Former missing persons detective ‘very surprised’ if Madeleine McCann probe gets funding next year

Scotland Yard has spent more than £13 million on the hunt for missing girl over 17 years

Barney Davis
Friday 29 December 2023 07:43
Sniffer dogs search Portuguese reservoir as Madeleine McCann investigation continues

A former Metropolitan Police detective specialising in finding missing children has said she would be “very surprised” if the force’s hunt for Madeleine McCann receives more funding next year.

Scotland Yard has spent more than £13 million on the girl’s case so far, with 2024 marking the 17th anniversary of her disappearance in May 2007. The Met was granted a further £110,000 by the Home Office this May, significantly less than the £300,000 awarded the previous year.

German investigators carried out a search of a reservoir in the Algarve in the same month, but while they recovered a number of items, detectives said no compelling evidence in the case was found. Next May will also be Madeleine’s 21st birthday but the mystery of her disappearance appears to be no closer to being solved.

Madeleine McCann who disappeared in Praia da Luz, Portugal on May 3, 2007

Shabnam Chaudhri, a former detective with 30 years’ experience and who led searches for missing Londoners before retiring in 2019, told The Independent she is not expecting a major financial boost.

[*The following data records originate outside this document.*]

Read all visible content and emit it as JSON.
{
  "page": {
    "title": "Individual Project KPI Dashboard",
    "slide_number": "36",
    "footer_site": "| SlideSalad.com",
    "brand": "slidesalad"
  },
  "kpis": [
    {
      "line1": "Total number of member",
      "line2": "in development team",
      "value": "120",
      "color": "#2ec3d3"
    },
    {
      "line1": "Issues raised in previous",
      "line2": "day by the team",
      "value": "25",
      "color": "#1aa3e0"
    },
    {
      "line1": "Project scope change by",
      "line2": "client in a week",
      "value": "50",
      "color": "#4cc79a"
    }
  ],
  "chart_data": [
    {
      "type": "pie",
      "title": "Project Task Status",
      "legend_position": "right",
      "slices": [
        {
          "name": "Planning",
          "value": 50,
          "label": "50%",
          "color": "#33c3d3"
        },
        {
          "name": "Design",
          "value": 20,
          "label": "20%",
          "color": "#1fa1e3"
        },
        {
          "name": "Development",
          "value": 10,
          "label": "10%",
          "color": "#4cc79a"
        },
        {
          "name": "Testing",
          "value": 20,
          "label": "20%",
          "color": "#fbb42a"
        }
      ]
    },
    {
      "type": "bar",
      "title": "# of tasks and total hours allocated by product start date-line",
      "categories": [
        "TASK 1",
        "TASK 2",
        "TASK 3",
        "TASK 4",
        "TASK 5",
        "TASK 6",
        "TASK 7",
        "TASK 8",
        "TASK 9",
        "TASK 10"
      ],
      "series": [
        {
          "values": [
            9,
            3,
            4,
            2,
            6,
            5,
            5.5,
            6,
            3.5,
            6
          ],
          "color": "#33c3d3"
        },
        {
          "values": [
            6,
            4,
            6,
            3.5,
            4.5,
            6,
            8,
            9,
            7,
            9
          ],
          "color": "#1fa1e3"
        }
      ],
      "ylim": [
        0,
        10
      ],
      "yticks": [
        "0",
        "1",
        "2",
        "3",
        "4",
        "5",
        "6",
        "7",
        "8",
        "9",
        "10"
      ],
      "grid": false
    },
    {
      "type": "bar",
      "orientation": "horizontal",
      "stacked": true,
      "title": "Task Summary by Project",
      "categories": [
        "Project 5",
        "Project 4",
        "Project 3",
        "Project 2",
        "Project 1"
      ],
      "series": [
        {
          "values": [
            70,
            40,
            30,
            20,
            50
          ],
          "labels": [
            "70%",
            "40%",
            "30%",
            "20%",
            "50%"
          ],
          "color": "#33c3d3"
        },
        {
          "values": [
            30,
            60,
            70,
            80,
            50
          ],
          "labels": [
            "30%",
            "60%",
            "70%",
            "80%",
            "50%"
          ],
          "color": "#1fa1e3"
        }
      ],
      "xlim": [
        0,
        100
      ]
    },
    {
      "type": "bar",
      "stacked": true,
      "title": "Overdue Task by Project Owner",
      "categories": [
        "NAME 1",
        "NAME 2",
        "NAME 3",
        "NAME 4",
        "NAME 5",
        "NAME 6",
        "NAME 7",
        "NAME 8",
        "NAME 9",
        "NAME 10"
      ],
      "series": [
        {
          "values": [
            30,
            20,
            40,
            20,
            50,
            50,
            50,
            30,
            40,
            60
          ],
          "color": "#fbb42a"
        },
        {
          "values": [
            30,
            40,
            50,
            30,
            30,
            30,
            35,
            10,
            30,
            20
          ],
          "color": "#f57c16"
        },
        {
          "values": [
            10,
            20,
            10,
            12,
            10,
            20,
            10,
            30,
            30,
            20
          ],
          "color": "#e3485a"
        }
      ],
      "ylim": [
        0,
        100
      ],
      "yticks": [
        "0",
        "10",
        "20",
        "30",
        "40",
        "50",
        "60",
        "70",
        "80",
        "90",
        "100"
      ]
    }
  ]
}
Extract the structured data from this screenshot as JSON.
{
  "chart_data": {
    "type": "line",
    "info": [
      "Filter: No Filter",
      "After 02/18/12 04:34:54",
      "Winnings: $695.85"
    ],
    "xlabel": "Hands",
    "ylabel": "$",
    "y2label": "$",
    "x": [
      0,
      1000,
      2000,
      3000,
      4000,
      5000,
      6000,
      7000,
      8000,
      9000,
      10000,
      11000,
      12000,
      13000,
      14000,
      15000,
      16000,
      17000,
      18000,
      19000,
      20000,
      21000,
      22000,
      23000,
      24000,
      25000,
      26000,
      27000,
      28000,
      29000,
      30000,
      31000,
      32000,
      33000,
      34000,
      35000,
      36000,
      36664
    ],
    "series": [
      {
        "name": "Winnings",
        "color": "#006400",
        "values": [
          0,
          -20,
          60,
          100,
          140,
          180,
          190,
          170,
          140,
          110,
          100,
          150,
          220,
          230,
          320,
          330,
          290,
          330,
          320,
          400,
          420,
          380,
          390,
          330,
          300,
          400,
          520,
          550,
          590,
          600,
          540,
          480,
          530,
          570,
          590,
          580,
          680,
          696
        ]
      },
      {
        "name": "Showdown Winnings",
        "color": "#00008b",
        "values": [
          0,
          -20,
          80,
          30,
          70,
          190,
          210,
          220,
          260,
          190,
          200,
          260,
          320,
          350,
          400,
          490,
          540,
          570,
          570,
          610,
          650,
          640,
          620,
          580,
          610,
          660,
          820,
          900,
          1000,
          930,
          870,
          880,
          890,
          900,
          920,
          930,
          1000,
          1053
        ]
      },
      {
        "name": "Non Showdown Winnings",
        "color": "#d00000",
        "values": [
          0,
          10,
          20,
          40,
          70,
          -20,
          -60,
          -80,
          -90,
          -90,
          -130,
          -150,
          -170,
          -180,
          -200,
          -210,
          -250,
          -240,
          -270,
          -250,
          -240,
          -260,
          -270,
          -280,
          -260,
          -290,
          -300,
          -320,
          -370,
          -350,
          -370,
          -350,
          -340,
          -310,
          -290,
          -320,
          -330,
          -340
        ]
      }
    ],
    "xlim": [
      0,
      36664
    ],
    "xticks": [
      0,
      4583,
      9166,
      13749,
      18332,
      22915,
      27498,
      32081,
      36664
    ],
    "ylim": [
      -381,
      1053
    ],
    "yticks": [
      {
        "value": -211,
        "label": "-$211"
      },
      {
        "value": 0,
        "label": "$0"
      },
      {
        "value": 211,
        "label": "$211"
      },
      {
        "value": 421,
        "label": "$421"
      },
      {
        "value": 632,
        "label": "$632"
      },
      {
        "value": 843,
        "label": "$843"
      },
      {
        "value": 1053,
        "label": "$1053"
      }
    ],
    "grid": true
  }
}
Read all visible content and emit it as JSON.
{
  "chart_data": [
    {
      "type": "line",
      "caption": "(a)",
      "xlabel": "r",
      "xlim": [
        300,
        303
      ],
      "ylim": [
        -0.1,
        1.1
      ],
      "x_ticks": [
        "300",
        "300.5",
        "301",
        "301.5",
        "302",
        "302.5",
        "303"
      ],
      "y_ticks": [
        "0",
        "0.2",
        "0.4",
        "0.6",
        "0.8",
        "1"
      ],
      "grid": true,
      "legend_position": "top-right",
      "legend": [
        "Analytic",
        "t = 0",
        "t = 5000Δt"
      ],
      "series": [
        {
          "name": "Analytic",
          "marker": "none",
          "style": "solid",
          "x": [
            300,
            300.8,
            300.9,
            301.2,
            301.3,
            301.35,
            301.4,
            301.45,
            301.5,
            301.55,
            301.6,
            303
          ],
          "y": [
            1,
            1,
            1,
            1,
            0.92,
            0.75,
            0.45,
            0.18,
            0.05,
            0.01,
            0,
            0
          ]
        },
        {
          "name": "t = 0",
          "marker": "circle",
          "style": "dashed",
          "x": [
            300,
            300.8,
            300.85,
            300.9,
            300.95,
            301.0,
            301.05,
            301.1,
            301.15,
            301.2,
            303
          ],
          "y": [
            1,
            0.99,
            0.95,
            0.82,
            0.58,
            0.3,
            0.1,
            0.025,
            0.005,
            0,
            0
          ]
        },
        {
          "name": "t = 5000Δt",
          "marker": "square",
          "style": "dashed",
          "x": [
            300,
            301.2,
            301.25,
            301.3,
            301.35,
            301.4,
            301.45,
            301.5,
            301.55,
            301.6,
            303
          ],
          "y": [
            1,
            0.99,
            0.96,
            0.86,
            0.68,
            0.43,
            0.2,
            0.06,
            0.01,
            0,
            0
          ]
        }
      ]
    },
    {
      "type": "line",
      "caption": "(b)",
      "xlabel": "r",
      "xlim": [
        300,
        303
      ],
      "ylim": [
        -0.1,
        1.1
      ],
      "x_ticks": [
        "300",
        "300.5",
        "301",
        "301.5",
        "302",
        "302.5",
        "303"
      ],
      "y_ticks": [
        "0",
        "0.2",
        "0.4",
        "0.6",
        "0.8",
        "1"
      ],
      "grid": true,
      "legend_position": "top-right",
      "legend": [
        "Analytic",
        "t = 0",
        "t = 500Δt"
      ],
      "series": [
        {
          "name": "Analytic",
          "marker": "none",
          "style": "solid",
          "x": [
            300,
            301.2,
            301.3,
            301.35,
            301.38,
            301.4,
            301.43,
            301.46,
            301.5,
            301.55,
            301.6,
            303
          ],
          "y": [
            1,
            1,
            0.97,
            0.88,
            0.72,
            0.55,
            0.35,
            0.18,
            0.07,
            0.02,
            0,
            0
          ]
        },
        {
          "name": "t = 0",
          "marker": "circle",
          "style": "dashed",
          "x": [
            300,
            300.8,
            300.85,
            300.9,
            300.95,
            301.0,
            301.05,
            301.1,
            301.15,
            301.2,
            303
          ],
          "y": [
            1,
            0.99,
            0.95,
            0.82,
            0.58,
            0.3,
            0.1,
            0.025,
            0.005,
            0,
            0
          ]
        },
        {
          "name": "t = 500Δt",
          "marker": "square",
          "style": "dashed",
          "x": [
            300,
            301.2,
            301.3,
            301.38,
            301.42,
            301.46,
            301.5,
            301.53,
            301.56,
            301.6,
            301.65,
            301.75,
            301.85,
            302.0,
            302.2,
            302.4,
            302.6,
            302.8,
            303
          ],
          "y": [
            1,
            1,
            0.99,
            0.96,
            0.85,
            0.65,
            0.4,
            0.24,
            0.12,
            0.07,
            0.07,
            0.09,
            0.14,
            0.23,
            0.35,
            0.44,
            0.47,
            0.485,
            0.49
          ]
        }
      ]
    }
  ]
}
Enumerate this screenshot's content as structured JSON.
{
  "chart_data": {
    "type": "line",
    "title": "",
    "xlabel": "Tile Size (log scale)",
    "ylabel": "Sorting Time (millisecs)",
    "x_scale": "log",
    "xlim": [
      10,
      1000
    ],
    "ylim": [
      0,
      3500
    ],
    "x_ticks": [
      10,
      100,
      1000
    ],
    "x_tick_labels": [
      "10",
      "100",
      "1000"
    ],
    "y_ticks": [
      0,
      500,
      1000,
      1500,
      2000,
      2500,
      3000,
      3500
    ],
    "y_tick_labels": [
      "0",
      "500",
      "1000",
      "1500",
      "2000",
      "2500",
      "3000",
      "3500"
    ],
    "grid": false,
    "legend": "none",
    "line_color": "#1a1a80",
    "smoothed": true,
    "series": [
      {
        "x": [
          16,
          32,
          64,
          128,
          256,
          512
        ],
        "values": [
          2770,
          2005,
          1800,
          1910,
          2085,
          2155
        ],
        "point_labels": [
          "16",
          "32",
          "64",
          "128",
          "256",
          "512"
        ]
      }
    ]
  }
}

“I would be surprised if they get any more funding after next year,” she said. “The fact that they scaled it right down, I think if they get funding it will be a very, very small amount. If there is any new information then they will review it.

“When you look at the number of people that go missing, 80 per cent are found in 24-48 hours.

“When you get to anniversaries it generates a whole load of inquiries, emails and leads for the investigating team,” she continued. “It generates a lot of anger as well a lot of people do not understand why this case gets funding year after year.

“The reason funding comes from the UK is because the Portuguese authorities will not spend every hour of every week looking for her. At this stage, they will treat it like any other investigation.”

A police search team walk on the shore of the Arade dam near Silves, Portugal

German police became involved in the case due to convicted sex offender Christian Brueckner, who came to the attention of the authorities in 2017 and was first named as an arguido, or formal suspect, in Madeleine’s disappearance in April 2022.

He had reportedly been using a yellow and white VW T3 Westfalia campervan in and around Praia da Luz – near the resort where the McCanns were holidaying at the time Madeleine vanished.

Brueckner, now in his late forties, is a German drifter with a long criminal history, including sexual offences against children. He remains in prison, after being convicted in 2019 of the rape of a 72-year-old woman.

However, Ms Chaudri said the lack of charges in the case suggests the police have “nothing concrete” against him. Brueckner’s lawyer Friedrich Fulscher previously told Panorama his client faced trial by media, arguing the evidence against him was flimsy. Brueckner has denied any role in Madeleine’s abduction.

Former Dept Supt Chaudri led missing persons cases across east London

Julian Peribañez, part of a private investigation firm hired by the McCann family to explore leads that weren’t being considered by police in Portugal, is also sceptical about the German police’s investigation.

“What Operation Grange shouldn’t do is continue the path that the German prosecutors are following because it is proving inefficient,” he said.

“Obviously, they [the Met] haven’t found any relevant leads for what we know. Maybe it is time to think out of the box and try something different.

“Someone in Portugal has to know something. I can say that I’m still trying, with my limited resources, to follow two leads that I hope will take me to something positive. I will keep on looking for personal reasons, it’s a case that got deep on me for several reasons.”

A Scotland Yard spokesman said the investigation into the disappearance of Madeleine in Praia da Luz on 3 May 2007 “remains ongoing” but declined to address the question of funding.

Christian Brueckner

“Operation Grange, looked at over 600 people who we considered potentially significant, and at various stages individuals were considered suspects,” the spokesperson said. “As with any person who comes into the investigation we work towards proving or disproving their involvement. The MPS has not publicly named any suspect.”

The Home Office said the status of Operation Grange is an operational matter for the Metropolitan Police Service and is approved on an annual basis.

But despite the case’s apparent lack of progress, Ms Chaudri is not surprised Madeleine’s parents are still pursuing the answers they need nearly two decades on.

“You can’t say to any parent whose child hasn’t been found to ever stop looking”, she said. “Even if an investigation is going down never give up hope.

“If any more intelligence or new information comes through I would be very confident the police would do everything they could to renew the inquiry. They want to recover somebody safely.

“The likelihood is she is not alive but there will be something to say as to what happened to her - so don’t ever give up.”